Cecil McBee - Biography
From the time he first arrived in New York City in 1964, Cecil McBee has remained one of the most in-demand bassists in jazz, appearing on hundreds of influential recordings as well as in clubs and concert halls throughout the world. During this same span of five decades, McBee has also become a celebrated composer and teacher, leading his own ensembles and earning a distinguished professorship at the New England Conservatory in Boston, where he has taught for over 25 years. This unparalleled experience is now captured in two remarkable publications: a revolutionary course of instruction to the art of the doublebass and a collection of McBee’s own remarkable compositions, many of which have already joined the canon of jazz standards.
Born in Tulsa, Oklahoma, in 1935, McBee switched from clarinet to the upright bass at the age of 17 and quickly became a sought after voice on his instrument. Following his music studies at Ohio Central State University, the bassist spent two years in the army, conducting the band at Fort Knox. In 1959 he performed with Dinah Washington and moved to Detroit, where his engagement with Paul Winter’s ensemble in 1963–64 brought him eventually to his adopted home, New York City. Within two years McBee had recorded landmark sessions with such major figures as Wayne Shorter, Jackie McLean, Andrew Hill, and Sam Rivers, and held the bass chair in Charles Lloyd’s extraordinary quartet with Jack DeJohnette and Keith Jarrett.
Since that time he has recorded and toured with many of the greatest contemporary jazz artists, including Miles Davis, Yusef Lateef, Pharoah Sanders, Archie Shepp, Freddie Hubbard, Woody Shaw, Alice Coltrane, McCoy Tyner, Mal Waldron, Kenny Barron, Joanne Brackeen, Abdullah Ibrahim, Art Pepper, Anthony Braxton, Elvin Jones, Clifford Jordan, Chet Baker, and Johnny Griffin. McBee has also recorded seven albums as a leader of his own ensembles. In 1988 he received a Grammy Award for his performance on the tribute recording, Blues for Coltrane, a sextet that also featured Pharoah Sanders, David Murray, McCoy Tyner, and Roy Haynes.

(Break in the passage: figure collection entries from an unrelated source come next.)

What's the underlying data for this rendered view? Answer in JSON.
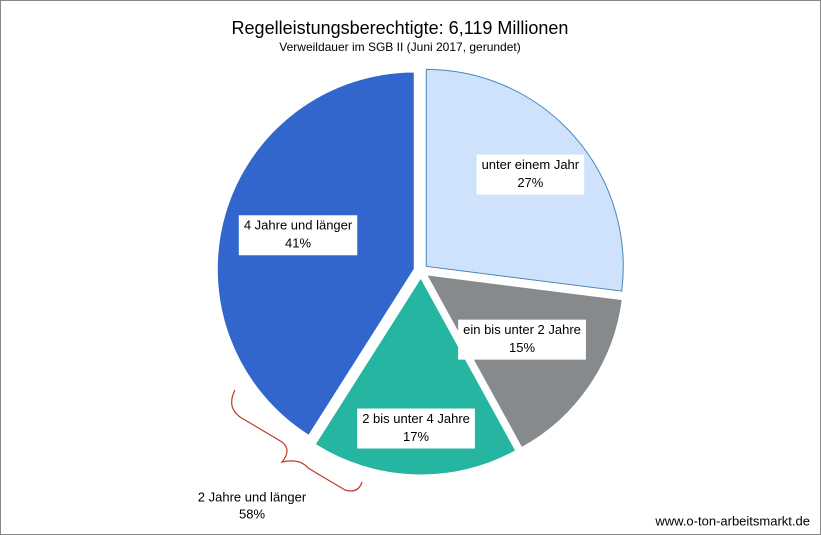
{
  "chart_data": {
    "type": "pie",
    "title": "Regelleistungsberechtigte: 6,119 Millionen",
    "subtitle": "Verweildauer  im SGB II (Juni 2017, gerundet)",
    "categories": [
      "unter einem Jahr",
      "ein bis unter 2 Jahre",
      "2 bis unter 4 Jahre",
      "4 Jahre und länger"
    ],
    "values": [
      27,
      15,
      17,
      41
    ],
    "value_labels": [
      "27%",
      "15%",
      "17%",
      "41%"
    ],
    "colors": [
      "#cfe2fb",
      "#878a8c",
      "#26b5a0",
      "#3366cc"
    ],
    "annotation": {
      "text": "2 Jahre und länger",
      "label": "58%"
    },
    "source": "www.o-ton-arbeitsmarkt.de"
  }
}
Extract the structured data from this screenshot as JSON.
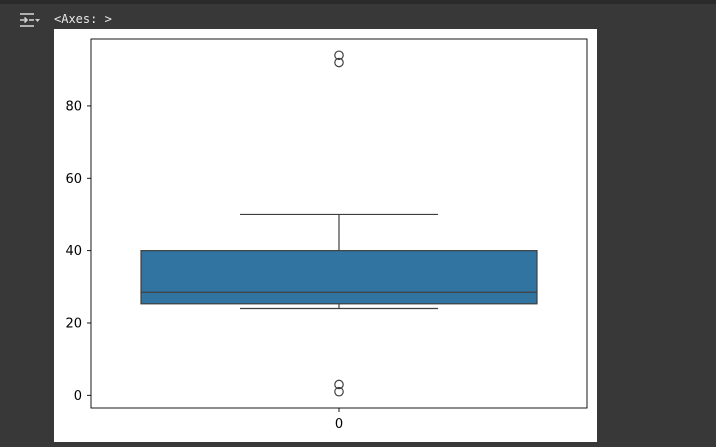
{
  "output": {
    "repr": "<Axes: >"
  },
  "colors": {
    "box_fill": "#3274a1",
    "line": "#3f3f3f",
    "page_bg": "#383838"
  },
  "icons": {
    "output_toggle": "output-collapse-icon"
  },
  "chart_data": {
    "type": "box",
    "categories": [
      "0"
    ],
    "xticks": [
      "0"
    ],
    "yticks": [
      0,
      20,
      40,
      60,
      80
    ],
    "ylim": [
      -3.5,
      98.5
    ],
    "grid": false,
    "box": {
      "whisker_low": 24,
      "q1": 25.3,
      "median": 28.5,
      "q3": 40,
      "whisker_high": 50
    },
    "outliers": [
      1,
      3,
      92,
      94
    ]
  }
}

Many of the touring groups and recordings on which McBee has appeared have also featured his exceptional compositions; Charles Lloyd’s breakthrough album, Forest Flower, released in 1966, includes McBee’s now standard ballad, “Song of Her.” Among his other most-recorded tunes are “Wilpan’s,” “Peacemaker,” “Slippin’n Slidin’,” “Blues on the Bottom,” “Consequence,” and another often-recorded ballad, “Close to You Alone.” With the drummer Billy Hart, McBee is the core of the rhythm section in two different longstanding groups of iconic artists, Saxophone Summit and The Cookers, each of which perform and record many of McBee’s more recent and classic compositions.

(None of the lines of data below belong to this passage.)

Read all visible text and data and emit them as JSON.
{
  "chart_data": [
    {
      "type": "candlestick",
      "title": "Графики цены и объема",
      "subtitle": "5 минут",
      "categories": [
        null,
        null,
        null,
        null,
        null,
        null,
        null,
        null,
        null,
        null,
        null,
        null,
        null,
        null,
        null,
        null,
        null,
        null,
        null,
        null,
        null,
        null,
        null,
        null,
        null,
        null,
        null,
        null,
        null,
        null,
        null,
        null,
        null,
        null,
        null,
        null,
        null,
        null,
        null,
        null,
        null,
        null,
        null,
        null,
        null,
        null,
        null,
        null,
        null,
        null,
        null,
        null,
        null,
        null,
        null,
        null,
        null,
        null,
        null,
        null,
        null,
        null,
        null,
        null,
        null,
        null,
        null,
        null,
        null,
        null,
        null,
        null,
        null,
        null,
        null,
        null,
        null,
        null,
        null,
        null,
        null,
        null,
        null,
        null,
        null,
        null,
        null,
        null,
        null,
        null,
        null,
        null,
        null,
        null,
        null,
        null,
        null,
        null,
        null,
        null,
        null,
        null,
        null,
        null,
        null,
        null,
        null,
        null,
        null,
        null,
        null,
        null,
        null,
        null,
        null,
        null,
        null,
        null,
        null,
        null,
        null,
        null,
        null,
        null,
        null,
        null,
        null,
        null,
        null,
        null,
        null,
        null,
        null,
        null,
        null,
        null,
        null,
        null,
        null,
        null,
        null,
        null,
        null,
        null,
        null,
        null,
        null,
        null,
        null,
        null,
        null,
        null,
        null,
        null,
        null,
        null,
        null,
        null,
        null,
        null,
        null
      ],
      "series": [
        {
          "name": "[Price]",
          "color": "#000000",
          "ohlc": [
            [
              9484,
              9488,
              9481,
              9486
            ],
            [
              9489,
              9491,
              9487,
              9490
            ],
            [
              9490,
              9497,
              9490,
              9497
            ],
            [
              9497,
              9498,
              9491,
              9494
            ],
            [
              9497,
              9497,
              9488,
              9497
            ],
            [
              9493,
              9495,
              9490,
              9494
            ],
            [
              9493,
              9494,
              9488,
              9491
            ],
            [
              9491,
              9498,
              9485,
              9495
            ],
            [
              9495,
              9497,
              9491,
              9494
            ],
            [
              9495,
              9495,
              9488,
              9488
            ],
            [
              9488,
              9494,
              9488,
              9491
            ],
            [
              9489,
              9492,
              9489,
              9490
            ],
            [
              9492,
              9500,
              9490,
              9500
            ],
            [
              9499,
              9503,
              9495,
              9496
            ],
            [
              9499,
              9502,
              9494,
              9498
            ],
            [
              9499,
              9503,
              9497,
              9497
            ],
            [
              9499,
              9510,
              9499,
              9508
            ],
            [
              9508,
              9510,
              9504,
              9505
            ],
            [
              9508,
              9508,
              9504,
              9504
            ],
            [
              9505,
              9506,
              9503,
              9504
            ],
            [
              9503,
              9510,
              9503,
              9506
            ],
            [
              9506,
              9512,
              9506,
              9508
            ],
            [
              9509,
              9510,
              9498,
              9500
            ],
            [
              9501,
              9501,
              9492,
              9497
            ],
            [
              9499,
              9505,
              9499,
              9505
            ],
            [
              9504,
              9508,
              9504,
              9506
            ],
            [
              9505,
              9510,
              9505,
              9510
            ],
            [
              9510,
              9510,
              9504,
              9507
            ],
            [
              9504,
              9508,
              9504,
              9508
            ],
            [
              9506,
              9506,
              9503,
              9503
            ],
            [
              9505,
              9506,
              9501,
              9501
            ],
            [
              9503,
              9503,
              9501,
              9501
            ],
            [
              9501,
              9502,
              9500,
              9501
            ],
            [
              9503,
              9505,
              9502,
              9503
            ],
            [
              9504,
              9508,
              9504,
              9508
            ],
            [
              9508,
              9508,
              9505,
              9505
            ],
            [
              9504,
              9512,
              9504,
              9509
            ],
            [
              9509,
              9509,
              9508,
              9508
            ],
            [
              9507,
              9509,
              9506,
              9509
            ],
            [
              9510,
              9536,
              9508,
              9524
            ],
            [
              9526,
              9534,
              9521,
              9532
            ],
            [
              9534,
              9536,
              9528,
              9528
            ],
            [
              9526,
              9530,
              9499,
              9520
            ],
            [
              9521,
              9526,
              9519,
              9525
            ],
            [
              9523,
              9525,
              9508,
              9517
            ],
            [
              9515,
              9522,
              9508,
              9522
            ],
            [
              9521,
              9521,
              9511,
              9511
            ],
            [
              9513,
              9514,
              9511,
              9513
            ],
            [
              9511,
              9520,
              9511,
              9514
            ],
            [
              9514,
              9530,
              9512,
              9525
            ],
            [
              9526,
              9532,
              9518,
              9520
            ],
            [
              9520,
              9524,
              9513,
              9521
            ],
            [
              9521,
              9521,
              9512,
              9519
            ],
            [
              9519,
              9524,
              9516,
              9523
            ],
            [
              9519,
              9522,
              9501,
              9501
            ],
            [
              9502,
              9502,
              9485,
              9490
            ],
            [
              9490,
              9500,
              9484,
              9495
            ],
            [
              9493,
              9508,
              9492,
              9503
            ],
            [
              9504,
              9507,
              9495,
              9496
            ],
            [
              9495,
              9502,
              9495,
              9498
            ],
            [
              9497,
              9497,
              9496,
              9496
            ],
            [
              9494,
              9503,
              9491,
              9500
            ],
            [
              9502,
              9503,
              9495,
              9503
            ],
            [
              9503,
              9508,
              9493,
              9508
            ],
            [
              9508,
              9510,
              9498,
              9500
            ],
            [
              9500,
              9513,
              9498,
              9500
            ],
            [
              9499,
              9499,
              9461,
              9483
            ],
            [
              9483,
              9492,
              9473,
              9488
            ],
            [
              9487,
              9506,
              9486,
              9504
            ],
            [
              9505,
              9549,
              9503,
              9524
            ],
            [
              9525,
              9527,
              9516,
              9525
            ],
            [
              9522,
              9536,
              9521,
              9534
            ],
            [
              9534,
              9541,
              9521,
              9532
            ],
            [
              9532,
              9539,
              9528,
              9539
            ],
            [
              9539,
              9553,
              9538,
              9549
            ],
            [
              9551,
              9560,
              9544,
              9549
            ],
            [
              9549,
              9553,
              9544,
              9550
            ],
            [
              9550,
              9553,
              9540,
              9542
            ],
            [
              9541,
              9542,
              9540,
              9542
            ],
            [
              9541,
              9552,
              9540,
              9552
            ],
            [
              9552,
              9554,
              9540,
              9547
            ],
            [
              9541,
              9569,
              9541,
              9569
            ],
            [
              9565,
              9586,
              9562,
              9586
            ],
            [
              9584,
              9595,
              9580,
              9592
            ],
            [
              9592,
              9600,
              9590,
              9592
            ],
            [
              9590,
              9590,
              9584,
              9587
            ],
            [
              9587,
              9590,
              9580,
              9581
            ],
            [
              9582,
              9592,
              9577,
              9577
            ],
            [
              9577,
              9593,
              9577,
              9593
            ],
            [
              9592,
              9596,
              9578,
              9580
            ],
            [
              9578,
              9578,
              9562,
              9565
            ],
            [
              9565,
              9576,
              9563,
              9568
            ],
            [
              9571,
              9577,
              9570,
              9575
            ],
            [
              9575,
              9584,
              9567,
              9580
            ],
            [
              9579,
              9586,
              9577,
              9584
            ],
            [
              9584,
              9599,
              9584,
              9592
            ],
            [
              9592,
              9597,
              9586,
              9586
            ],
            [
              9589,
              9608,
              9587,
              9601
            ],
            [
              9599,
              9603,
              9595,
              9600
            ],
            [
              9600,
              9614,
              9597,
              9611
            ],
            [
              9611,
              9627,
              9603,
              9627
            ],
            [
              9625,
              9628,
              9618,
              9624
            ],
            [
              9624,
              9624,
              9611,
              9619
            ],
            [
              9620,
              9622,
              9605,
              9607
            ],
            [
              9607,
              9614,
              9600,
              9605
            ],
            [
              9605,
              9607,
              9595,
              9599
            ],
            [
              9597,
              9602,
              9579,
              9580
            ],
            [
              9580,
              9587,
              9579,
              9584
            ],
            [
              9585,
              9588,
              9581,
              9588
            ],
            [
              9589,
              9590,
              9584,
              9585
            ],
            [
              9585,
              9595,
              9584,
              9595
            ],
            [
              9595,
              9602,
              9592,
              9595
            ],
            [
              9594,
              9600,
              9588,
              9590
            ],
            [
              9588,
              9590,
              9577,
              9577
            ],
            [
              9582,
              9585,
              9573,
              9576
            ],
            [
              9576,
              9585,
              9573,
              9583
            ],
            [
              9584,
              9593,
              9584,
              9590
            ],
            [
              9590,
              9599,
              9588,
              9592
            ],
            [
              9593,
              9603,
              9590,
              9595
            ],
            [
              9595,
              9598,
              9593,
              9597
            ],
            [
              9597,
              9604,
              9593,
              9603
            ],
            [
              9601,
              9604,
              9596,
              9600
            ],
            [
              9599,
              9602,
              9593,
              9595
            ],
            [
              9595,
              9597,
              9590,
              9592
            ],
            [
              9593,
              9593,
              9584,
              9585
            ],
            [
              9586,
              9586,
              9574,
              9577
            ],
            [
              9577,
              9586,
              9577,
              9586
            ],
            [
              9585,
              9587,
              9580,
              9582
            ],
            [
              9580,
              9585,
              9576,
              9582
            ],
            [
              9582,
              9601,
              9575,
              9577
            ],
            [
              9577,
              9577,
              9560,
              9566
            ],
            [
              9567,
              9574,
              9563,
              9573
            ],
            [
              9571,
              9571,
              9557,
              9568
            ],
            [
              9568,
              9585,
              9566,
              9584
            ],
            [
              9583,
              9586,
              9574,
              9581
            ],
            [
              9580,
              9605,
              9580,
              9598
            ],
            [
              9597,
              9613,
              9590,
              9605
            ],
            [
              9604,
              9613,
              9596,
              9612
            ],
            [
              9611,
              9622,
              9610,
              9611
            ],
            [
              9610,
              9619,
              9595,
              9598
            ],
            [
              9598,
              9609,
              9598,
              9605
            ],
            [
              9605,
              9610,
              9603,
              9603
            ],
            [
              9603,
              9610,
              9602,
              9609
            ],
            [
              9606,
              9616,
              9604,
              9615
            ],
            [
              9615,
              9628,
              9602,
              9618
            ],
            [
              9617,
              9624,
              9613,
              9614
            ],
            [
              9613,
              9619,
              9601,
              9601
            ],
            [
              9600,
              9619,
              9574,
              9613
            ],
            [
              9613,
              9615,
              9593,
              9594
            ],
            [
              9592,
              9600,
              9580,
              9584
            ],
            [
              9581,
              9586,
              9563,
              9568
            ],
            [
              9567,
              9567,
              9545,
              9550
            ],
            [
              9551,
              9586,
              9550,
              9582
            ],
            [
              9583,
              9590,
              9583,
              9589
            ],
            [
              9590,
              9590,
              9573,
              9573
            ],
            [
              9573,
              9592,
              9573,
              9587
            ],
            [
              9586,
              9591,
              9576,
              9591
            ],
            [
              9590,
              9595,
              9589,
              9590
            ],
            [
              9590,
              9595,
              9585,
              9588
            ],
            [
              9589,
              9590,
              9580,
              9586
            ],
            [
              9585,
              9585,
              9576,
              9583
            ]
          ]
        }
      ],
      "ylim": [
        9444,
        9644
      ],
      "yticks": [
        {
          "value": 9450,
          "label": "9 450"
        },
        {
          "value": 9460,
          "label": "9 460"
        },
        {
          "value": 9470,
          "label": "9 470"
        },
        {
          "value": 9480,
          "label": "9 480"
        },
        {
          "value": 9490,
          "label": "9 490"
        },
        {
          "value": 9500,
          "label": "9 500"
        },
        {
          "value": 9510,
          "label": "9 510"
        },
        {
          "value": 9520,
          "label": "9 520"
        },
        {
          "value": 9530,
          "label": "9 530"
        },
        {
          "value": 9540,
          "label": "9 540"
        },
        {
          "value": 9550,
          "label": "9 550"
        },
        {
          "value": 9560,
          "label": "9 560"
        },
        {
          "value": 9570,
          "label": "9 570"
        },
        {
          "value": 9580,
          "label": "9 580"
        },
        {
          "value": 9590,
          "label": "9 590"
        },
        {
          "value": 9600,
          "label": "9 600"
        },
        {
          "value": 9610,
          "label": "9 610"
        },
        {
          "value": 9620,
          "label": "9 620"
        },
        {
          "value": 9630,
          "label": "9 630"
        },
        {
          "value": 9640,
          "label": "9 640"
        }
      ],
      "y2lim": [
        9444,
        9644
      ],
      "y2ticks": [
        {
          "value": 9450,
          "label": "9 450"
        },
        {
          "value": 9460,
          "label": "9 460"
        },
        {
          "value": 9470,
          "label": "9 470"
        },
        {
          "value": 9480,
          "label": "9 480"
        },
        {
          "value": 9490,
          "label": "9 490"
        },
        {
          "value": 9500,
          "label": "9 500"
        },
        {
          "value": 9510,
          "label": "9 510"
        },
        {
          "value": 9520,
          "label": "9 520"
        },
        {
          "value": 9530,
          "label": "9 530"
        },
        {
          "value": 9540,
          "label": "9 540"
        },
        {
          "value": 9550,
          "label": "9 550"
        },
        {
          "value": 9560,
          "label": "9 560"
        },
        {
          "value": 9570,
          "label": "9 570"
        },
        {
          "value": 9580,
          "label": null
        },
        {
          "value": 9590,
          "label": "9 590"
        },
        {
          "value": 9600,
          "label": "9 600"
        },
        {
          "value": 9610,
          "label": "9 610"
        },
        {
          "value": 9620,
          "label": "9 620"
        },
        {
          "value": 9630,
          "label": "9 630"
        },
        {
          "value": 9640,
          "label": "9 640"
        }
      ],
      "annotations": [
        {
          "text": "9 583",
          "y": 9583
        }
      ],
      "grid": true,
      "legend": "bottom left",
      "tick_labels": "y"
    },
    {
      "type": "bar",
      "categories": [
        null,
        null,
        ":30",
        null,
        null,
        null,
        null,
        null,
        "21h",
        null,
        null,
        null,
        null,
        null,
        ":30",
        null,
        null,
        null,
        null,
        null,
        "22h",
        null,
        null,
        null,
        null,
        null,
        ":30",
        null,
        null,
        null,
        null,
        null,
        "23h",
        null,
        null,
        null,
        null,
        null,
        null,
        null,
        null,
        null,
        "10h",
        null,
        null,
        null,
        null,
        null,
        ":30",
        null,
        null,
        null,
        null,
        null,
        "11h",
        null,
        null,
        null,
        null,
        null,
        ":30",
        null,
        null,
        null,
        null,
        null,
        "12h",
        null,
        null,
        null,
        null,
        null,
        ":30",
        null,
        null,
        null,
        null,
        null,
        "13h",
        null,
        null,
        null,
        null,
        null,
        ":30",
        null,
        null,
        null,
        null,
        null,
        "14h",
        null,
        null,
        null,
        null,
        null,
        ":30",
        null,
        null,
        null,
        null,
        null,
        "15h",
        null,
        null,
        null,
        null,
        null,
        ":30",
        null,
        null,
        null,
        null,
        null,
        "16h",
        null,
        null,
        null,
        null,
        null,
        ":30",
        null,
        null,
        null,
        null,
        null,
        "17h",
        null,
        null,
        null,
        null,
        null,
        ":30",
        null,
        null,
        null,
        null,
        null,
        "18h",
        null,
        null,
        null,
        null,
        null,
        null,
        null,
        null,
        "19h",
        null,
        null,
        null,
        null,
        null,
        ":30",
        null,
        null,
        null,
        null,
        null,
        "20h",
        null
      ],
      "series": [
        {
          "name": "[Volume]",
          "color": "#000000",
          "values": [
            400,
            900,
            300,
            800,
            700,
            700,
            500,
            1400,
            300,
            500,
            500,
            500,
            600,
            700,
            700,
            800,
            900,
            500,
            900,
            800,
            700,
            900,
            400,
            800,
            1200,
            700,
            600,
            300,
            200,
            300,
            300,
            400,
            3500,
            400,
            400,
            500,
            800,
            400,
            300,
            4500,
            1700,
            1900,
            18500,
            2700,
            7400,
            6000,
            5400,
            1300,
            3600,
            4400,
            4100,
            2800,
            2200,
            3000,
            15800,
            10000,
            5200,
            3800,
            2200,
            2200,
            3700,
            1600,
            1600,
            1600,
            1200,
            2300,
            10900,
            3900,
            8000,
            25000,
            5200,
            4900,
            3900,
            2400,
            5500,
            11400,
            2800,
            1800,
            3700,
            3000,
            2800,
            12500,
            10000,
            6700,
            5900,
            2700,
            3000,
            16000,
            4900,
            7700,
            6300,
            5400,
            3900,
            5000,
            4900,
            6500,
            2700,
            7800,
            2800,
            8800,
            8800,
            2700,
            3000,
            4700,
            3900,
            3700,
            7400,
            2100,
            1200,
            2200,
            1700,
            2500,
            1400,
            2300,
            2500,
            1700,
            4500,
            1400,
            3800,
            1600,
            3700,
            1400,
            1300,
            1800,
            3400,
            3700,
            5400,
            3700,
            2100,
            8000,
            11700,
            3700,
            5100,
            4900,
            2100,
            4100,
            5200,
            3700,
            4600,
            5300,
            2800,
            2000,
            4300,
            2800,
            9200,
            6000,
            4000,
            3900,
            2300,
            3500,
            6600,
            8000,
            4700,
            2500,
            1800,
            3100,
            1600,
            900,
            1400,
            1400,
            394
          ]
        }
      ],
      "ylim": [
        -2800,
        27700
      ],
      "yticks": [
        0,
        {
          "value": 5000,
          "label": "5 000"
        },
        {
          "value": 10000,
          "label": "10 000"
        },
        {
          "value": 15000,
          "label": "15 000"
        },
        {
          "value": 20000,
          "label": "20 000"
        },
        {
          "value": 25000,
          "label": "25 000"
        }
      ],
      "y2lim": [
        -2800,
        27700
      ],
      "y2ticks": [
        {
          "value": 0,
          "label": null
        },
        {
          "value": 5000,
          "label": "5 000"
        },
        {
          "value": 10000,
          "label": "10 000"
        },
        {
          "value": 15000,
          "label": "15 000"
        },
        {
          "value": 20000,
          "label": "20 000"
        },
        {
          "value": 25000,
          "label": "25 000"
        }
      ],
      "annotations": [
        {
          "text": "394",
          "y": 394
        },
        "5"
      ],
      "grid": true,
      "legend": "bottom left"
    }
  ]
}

For nearly four decades, Cecil McBee has been teaching privately and at distinguished colleges and universities, including artist in residence at Harvard from 2010 to 2011. Throughout this time, he has been refining his teaching techniques and developing an instruction book for the doublebass that is revolutionary in its approach and widely applicable to improvisation for every instrumentalist.